The present research conditions achieved parameter concentration reductions of up to 94% for nitrogen, 82% for phosphorus, and 93% for COD values—for microalgae cultivation under continuous illumination conditions, and up to 90%, 65% and 94%, respectively, for microalgae cultivation under the day–night illumination cycle. The reduction of phosphorus content was visibly lower for day–night illumination cycles. For nitrogen and COD, the threshold percentages of nutrient removal were achieved in both illumination systems and for phosphorus in continuous illumination, as mentioned by the European Directive 91/271/EEC. However, the concentrations for COD, TN, and TP after microalgae cultivation are still higher than those indicated by the Directive, even when the threshold reduction rates are achieved. For a continuous illumination growth system, for example, after cultivation in a growth medium modified by adding DCW equivalent to a lactose concentration of 10 g/L, the average values for TN, TP, and COD were 20, 60, and 900 mg/L, respectively, instead of the required 15, 2, and 125 125 mg/L, respectively (European Directive 91/271/EEC). However, given the initial high organic load, the reduction is significant.

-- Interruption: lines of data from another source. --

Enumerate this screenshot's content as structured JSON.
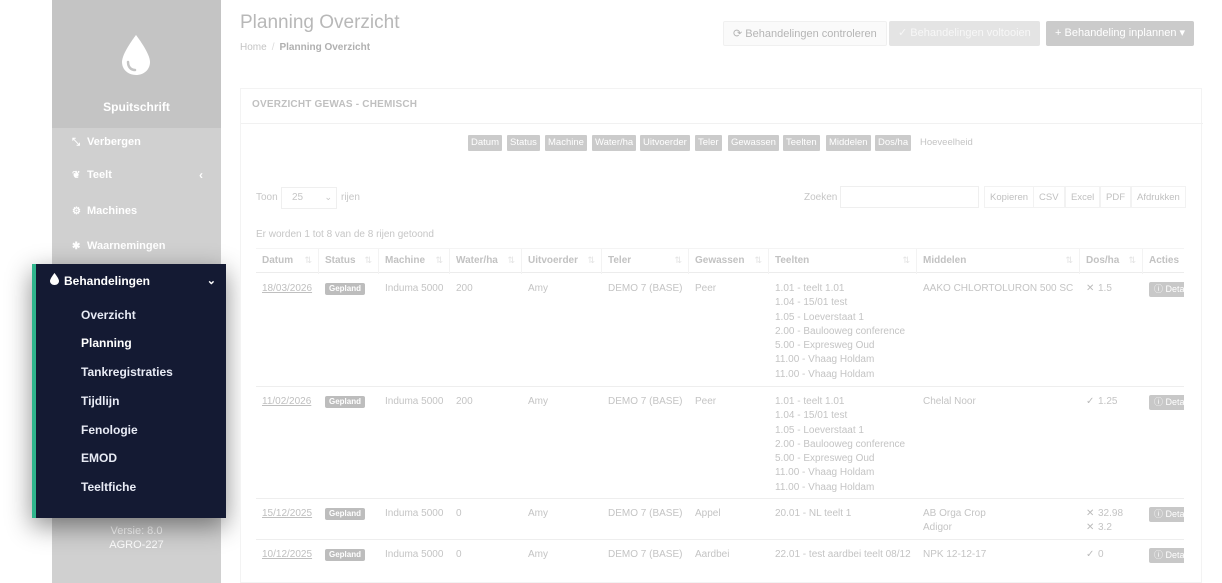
{
  "app": {
    "name": "Spuitschrift",
    "version": "Versie: 8.0",
    "build": "AGRO-227"
  },
  "sidebar": {
    "items": [
      {
        "icon": "compress-icon",
        "label": "Verbergen"
      },
      {
        "icon": "leaf-icon",
        "label": "Teelt"
      },
      {
        "icon": "tractor-icon",
        "label": "Machines"
      },
      {
        "icon": "bug-icon",
        "label": "Waarnemingen"
      }
    ],
    "active_section": {
      "label": "Behandelingen",
      "icon": "drop-icon",
      "subitems": [
        "Overzicht",
        "Planning",
        "Tankregistraties",
        "Tijdlijn",
        "Fenologie",
        "EMOD",
        "Teeltfiche"
      ],
      "active": "Planning"
    }
  },
  "header": {
    "title": "Planning Overzicht",
    "breadcrumb": [
      "Home",
      "Planning Overzicht"
    ],
    "buttons": {
      "check": "Behandelingen controleren",
      "complete": "Behandelingen voltooien",
      "plan": "Behandeling inplannen"
    }
  },
  "panel": {
    "title": "OVERZICHT GEWAS - CHEMISCH",
    "column_toggles": [
      "Datum",
      "Status",
      "Machine",
      "Water/ha",
      "Uitvoerder",
      "Teler",
      "Gewassen",
      "Teelten",
      "Middelen",
      "Dos/ha"
    ],
    "column_toggle_off": "Hoeveelheid",
    "show_label": "Toon",
    "show_value": "25",
    "rows_label": "rijen",
    "search_label": "Zoeken",
    "export": [
      "Kopieren",
      "CSV",
      "Excel",
      "PDF",
      "Afdrukken"
    ],
    "info": "Er worden 1 tot 8 van de 8 rijen getoond"
  },
  "table": {
    "headers": [
      "Datum",
      "Status",
      "Machine",
      "Water/ha",
      "Uitvoerder",
      "Teler",
      "Gewassen",
      "Teelten",
      "Middelen",
      "Dos/ha",
      "Acties"
    ],
    "rows": [
      {
        "date": "18/03/2026",
        "status": "Gepland",
        "machine": "Induma 5000",
        "water": "200",
        "uitvoerder": "Amy",
        "teler": "DEMO 7 (BASE)",
        "gewas": "Peer",
        "teelten": [
          "1.01 - teelt 1.01",
          "1.04 - 15/01 test",
          "1.05 - Loeverstaat 1",
          "2.00 - Baulooweg conference",
          "5.00 - Expresweg Oud",
          "11.00 - Vhaag Holdam",
          "11.00 - Vhaag Holdam"
        ],
        "middelen": [
          "AAKO CHLORTOLURON 500 SC"
        ],
        "dos": [
          {
            "mark": "✕",
            "value": "1.5"
          }
        ],
        "action": "Details"
      },
      {
        "date": "11/02/2026",
        "status": "Gepland",
        "machine": "Induma 5000",
        "water": "200",
        "uitvoerder": "Amy",
        "teler": "DEMO 7 (BASE)",
        "gewas": "Peer",
        "teelten": [
          "1.01 - teelt 1.01",
          "1.04 - 15/01 test",
          "1.05 - Loeverstaat 1",
          "2.00 - Baulooweg conference",
          "5.00 - Expresweg Oud",
          "11.00 - Vhaag Holdam",
          "11.00 - Vhaag Holdam"
        ],
        "middelen": [
          "Chelal Noor"
        ],
        "dos": [
          {
            "mark": "✓",
            "value": "1.25"
          }
        ],
        "action": "Details"
      },
      {
        "date": "15/12/2025",
        "status": "Gepland",
        "machine": "Induma 5000",
        "water": "0",
        "uitvoerder": "Amy",
        "teler": "DEMO 7 (BASE)",
        "gewas": "Appel",
        "teelten": [
          "20.01 - NL teelt 1"
        ],
        "middelen": [
          "AB Orga Crop",
          "Adigor"
        ],
        "dos": [
          {
            "mark": "✕",
            "value": "32.98"
          },
          {
            "mark": "✕",
            "value": "3.2"
          }
        ],
        "action": "Details"
      },
      {
        "date": "10/12/2025",
        "status": "Gepland",
        "machine": "Induma 5000",
        "water": "0",
        "uitvoerder": "Amy",
        "teler": "DEMO 7 (BASE)",
        "gewas": "Aardbei",
        "teelten": [
          "22.01 - test aardbei teelt 08/12"
        ],
        "middelen": [
          "NPK 12-12-17"
        ],
        "dos": [
          {
            "mark": "✓",
            "value": "0"
          }
        ],
        "action": "Details"
      }
    ]
  }
}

Further studies will focus on the potential of using multi-step microalgae-based treatment processes, with effluents not in line with requirements for release into the environment being recirculated and used for growth medium preparation of new microalgae cultivation batches. The nutrient reduction could therefore be reduced to percentages much higher than 90% [44]. For the procedure proposed in this paper, the recirculation of the growth medium can be easily integrated into the process for main waste effluent dilution before microalgae cultivation or for microalgae inoculum preparation, aiding in wastewater reclamation.